President Vladimir Putin’s war has meant that all Russians are at risk of looking like villains. But not all Russians support Putin, and many of those who don’t feel a complicated mix of rage and shame – and a determination to do something to help Ukraine and to show the world that not all Russians support their country’s leader.
Take Melbourne journalist Sima Tsyskin – a member of Australia’s Russian diaspora and former Russia correspondent for SBS – who joins the latest episode of Good Weekend Talks to discuss everything from the “skilfully designed bombardment” of propaganda in Russian state media to the chaos, corruption and robber banditry of the country’s oligarchs.
“If I can make a grim prediction, it took Germany more than 70 years to wash themselves clean from the atrocities of Hitler,” Tsyskin says. “I’m afraid that there is a long, similar way, in front of Russians in the future.”
Hosted by Good Weekend deputy editor Greg Callaghan, the podcast conversation is based on Good Weekend senior writer Tim Elliott’s latest cover story – “NYET!” – in which he takes the temperature of the Russian diaspora in Australia.
The first thing Elliott points out is that there’s no such thing as one Russian community in Australia: people have come here at different times, from different places, for different reasons. “And that obviously informs their views about the war and Putin and the world as it is,” Elliott says. “So trying to decipher anything clear in all that is quite hard.”
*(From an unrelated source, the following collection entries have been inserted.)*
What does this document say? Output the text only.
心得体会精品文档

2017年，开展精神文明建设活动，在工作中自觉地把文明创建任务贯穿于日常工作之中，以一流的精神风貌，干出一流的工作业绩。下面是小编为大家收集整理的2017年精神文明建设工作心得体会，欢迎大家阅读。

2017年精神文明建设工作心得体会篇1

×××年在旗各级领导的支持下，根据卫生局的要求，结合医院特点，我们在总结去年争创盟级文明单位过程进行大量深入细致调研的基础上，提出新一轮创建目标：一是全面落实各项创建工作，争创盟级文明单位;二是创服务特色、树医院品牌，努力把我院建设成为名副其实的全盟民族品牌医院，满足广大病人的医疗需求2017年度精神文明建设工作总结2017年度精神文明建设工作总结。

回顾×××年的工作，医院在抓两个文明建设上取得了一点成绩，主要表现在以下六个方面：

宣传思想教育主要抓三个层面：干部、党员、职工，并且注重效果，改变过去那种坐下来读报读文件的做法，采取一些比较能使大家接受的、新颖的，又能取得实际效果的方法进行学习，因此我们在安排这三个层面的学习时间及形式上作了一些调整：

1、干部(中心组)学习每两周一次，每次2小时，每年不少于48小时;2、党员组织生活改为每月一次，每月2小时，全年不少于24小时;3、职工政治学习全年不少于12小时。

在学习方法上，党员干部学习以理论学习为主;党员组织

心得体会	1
However, some things are self-evident. “Despite whatever Putin is saying – that Ukraine is really part of greater Russia; that Ukraine is an artificial country – it is an entity of proud people and people who are resisting the aggressors.”
Some Russians within Australia predict a “new Russian Revolution” as Western sanctions begin to bite. “Russians will start seeing empty shelves, and at that point, there’s a classic phrase … the refrigerator will win the battle against the TV,” says Elliott. “I guess that your hunger wins out. That’s very convincing – being hungry.”